LotGH is a commitment. It is rarely "fun" in the way I think I would expect a traditional space opera to be fun; perhaps more pointedly, the show uses the "space" part of "space opera" hardly at all except to feint at the size and sweep of the events being depicted, and while hours are spent on space battles the tactics are almost purely naval in nature.

And, unlike Romance of the Three Kingdoms, Legend of the Galactic Heroes is not that interested in action scenes.

What the show is interested in is everything else: the nature of history, the foibles of man, the cosmic cruelty of war, the benefits and drawbacks of fascism, the benefits and drawbacks of democracy, the nuances of supply chain mechanics, the lives and deaths of heroes, the curse of memory, the light of peace.

There are parts of LotGH that do not work, or (phrased slightly differently) detract from the core of its gestalt: Terraism (a goofy plot device that serves for little else than a prevention of narrative detente), female characters who exist almost entirely to be married to high admirals. But these are quibbles, little nits to pick out of a rich and nuanced tapestry of how humanity never really changes.

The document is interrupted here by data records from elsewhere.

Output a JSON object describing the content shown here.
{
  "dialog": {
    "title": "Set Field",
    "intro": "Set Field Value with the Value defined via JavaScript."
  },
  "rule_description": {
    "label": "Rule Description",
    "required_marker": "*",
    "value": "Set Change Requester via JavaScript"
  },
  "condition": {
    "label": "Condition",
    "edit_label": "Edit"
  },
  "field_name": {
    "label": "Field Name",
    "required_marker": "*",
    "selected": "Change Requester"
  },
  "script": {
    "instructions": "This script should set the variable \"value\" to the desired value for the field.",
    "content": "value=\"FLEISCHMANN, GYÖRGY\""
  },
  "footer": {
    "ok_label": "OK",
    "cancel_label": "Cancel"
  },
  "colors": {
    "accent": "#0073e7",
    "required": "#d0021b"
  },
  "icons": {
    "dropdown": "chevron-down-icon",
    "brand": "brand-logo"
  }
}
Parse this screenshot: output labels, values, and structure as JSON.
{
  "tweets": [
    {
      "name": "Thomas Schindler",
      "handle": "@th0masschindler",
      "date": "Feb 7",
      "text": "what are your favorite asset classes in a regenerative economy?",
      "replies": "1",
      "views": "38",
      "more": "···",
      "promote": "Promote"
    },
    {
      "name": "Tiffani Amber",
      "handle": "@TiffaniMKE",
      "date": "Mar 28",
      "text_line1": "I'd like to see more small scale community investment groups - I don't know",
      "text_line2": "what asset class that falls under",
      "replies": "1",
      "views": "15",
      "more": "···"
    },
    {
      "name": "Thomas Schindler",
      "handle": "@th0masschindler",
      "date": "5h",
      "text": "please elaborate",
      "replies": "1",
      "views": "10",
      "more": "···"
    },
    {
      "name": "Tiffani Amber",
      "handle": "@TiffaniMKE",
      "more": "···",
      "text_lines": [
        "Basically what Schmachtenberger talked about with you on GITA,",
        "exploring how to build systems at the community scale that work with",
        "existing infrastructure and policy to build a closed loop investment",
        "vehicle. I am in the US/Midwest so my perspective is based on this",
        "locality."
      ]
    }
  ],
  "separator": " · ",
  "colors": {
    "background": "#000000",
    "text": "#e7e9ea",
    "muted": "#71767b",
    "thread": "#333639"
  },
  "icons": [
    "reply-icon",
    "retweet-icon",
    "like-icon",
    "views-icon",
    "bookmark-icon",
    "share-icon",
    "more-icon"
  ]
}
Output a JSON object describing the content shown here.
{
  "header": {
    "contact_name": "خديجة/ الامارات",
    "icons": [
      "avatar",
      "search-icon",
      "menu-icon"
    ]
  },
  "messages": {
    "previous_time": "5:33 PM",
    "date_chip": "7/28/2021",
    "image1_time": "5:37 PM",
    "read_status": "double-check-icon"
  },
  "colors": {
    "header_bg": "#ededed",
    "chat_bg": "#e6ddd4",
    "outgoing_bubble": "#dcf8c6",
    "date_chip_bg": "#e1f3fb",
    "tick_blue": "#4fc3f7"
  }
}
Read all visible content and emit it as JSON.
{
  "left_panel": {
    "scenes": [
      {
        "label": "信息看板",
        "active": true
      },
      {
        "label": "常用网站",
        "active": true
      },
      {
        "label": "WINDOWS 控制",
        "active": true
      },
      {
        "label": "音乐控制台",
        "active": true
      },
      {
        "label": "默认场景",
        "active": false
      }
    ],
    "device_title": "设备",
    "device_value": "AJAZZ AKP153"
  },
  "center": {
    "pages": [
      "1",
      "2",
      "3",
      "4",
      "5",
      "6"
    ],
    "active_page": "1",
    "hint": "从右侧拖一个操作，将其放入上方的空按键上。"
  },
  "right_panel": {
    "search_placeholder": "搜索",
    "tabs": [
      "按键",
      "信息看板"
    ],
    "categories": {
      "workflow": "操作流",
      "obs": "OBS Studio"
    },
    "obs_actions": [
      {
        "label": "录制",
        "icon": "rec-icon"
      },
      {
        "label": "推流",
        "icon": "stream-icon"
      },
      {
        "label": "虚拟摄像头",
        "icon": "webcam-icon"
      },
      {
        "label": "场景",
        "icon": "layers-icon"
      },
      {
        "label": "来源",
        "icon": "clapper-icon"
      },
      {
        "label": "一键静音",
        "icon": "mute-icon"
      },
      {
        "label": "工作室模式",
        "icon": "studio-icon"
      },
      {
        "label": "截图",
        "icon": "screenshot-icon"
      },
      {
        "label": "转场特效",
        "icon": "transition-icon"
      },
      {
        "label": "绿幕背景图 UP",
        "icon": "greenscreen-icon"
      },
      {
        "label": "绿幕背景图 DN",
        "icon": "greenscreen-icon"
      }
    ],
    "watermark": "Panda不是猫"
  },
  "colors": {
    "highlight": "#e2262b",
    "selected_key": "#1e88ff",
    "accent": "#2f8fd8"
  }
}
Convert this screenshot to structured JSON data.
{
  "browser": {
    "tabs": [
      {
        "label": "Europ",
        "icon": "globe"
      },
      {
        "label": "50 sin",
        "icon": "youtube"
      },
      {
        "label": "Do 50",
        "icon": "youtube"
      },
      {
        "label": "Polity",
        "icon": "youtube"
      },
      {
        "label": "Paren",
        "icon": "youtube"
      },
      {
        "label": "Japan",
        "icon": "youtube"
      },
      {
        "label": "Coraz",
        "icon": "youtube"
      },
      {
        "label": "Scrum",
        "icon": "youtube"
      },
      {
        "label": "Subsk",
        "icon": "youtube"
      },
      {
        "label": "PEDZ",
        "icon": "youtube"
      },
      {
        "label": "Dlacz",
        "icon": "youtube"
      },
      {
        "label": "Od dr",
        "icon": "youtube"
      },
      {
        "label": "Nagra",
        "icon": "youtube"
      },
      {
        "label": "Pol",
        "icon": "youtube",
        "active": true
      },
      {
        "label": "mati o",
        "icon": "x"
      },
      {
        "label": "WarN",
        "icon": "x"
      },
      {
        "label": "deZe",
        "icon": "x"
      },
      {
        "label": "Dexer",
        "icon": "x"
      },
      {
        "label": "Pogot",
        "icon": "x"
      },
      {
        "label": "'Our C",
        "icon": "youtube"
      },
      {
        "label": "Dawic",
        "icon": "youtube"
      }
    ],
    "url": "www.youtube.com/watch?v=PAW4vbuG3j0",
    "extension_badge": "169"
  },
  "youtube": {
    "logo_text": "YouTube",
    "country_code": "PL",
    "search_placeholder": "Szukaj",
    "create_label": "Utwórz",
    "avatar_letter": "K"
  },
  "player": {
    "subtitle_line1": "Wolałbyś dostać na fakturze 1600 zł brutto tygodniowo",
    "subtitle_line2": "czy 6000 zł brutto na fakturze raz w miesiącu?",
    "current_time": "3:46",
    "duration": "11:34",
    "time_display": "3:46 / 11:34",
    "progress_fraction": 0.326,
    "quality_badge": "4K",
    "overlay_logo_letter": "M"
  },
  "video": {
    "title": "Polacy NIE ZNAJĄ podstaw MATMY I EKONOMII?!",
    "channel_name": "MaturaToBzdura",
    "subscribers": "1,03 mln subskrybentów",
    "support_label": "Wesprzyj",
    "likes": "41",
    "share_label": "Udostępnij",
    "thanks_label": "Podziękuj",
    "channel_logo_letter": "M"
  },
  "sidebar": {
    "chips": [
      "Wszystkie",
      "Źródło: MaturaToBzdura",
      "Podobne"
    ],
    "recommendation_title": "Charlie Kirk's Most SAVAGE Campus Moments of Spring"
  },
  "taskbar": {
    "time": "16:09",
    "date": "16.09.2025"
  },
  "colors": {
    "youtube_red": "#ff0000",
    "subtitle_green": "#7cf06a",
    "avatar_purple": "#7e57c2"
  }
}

Watch this show: it will be slow, and the first dozen eps are truly terribly animated, but it rewards your patience.

★★★★★

Highlights

Before freedom and equality, could we have bread and meat?

Having a history differentiates humans from all other living species.

Too many things have happened already / and there is too much already for us to do.

Good people, remarkable people are killed meaninglessly. That’s war, and that’s terrorism. The sin of wars and terrorism, in the end, comes down to that.

Politics always takes vengeance on those who belittle it.

A sword has no reason to exist but as a sword.